For confectionery makers like Orion and Haitai Confectionery and Foods, business in the domestic market has been so challenging that going abroad is a natural direction.
“The difficult business environment for confectionery manufacturers like us is mainly because of environmental changes we have seen in society in recent years,” said an industry source. “The low birthrate affects our sales and also, compared to before, there is a variety of snacks out there - whether they be imported or from small brands - so competition has increased and the business environment has become tougher.”
CJ CheilJedang, the food manufacturer under CJ Group, is focusing on localizing its customer service in overseas markets. CJ CheilJedang is aggressively expanding overseas with its main food products like mandu (dumplings), kimchi, gochujang (chili paste), dashida (instant soup stock) and seaweed.
And it is keeping a close eye into customer complaints to improve products sold overseas and to reflect them in their marketing strategy.
“The core of customer satisfaction in overseas markets is to quickly understand their unique characteristics and to respond to them,” said an official from CJ CheilJedang.
“Even if it’s the same product as one sold in Korea, what consumers think is different based on culture and living environment.”
In Japan, for example, consumers do not like the green leaf of the kimchi cabbage and complain if they see it. To prevent this, the company makes sure that the product that gets exported to Japan doesn’t contain green leaf parts.
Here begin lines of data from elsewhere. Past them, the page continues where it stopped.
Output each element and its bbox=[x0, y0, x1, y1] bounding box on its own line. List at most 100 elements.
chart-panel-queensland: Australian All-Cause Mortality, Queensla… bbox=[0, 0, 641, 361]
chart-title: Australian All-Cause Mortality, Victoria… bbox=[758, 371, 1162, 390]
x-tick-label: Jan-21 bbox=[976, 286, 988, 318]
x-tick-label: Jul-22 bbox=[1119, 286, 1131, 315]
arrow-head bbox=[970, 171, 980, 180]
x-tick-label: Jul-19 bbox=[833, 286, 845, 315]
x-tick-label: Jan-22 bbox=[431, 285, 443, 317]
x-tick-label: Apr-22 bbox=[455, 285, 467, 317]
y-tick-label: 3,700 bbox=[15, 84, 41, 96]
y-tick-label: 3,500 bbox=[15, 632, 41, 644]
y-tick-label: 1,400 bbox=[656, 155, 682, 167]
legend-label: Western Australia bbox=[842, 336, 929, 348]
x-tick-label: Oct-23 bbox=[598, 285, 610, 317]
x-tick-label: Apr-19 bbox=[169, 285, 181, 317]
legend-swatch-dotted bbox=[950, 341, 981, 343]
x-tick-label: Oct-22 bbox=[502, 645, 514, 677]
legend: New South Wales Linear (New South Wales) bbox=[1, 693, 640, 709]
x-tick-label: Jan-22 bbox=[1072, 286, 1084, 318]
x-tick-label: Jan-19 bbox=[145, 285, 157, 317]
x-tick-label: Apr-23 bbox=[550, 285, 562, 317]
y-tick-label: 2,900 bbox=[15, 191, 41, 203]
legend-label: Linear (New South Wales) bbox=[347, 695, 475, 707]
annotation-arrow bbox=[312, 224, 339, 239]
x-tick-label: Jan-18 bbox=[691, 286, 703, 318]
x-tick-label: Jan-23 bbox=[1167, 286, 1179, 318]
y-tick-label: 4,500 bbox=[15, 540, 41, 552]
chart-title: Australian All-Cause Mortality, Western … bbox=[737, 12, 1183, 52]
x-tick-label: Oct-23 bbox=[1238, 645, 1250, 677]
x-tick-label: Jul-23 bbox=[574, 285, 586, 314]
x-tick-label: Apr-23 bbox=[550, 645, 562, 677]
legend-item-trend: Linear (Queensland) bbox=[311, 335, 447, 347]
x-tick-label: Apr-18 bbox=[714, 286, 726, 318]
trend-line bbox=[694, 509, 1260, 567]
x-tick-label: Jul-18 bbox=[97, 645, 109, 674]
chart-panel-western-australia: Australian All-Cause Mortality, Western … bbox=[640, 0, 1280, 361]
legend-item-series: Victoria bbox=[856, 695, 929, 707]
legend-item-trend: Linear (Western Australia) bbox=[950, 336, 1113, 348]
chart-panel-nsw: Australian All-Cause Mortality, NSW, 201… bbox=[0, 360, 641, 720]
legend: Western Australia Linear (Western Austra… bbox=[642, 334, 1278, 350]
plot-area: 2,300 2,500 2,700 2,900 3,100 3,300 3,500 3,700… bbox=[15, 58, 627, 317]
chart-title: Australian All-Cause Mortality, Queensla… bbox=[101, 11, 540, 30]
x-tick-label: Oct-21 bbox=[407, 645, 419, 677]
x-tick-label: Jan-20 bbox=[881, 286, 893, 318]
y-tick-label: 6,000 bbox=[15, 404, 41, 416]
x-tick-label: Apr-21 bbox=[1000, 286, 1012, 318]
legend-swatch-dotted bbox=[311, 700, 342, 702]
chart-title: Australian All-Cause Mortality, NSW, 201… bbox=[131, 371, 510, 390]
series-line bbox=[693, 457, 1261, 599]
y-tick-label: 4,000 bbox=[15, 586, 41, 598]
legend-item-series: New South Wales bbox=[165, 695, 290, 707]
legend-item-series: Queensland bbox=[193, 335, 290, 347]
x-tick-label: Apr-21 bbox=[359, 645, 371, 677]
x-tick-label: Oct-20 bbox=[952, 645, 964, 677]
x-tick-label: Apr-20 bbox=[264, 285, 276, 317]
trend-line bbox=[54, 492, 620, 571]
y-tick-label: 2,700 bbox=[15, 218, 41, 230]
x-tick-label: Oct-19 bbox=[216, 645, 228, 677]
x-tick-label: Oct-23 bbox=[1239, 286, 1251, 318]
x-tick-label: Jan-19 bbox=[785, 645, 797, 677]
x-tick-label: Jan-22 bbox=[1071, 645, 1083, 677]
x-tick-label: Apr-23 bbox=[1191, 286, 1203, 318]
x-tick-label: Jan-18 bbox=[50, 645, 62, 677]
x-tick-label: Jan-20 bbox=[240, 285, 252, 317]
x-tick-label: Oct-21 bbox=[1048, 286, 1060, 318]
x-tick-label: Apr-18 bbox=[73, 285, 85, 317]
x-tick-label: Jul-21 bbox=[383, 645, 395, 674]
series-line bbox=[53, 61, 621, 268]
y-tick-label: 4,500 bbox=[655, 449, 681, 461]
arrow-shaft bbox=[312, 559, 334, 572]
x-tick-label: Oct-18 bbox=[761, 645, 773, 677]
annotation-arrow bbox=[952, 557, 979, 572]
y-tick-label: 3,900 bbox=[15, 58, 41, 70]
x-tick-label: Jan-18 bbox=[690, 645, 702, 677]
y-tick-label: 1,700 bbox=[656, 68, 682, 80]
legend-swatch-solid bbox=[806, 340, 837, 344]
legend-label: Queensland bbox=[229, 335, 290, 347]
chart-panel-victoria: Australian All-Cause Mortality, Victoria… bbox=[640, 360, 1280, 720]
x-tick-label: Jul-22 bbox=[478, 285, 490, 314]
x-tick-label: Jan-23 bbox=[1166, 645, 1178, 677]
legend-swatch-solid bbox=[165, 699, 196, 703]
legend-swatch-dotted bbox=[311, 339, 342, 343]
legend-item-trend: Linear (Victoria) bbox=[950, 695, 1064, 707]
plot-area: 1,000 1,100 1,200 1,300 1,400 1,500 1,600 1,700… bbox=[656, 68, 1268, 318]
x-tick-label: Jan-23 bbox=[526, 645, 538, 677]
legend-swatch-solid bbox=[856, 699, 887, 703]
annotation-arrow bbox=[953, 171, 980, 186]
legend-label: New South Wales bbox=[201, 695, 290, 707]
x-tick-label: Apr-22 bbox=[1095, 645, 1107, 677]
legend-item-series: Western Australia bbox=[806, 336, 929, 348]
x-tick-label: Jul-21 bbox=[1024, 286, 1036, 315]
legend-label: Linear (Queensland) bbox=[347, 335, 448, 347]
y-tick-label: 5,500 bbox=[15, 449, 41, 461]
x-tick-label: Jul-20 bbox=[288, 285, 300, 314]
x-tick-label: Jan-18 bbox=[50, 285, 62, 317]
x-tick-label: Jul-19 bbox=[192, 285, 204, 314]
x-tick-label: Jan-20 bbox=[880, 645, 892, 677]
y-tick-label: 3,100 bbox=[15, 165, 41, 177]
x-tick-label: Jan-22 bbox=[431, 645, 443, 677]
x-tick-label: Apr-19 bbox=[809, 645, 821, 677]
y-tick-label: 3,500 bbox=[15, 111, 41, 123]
In China, where counterfeit products are rife, the manufacturer gets many inquiries asking whether its dashida product is “real or fake.”
“As part of customer service, we have printed a leaflet explaining how consumers are able to recognize real and counterfeit instant soup stock,” the official said.
In the United States, CJ CheilJedang has taken into consideration that some Americans don’t want food products with gluten, a type of protein found in flour and wheat.
It has received many inquiries as to whether its products contain it. On its microwave rice product exported to the United States, the company prints a “gluten-free” mark.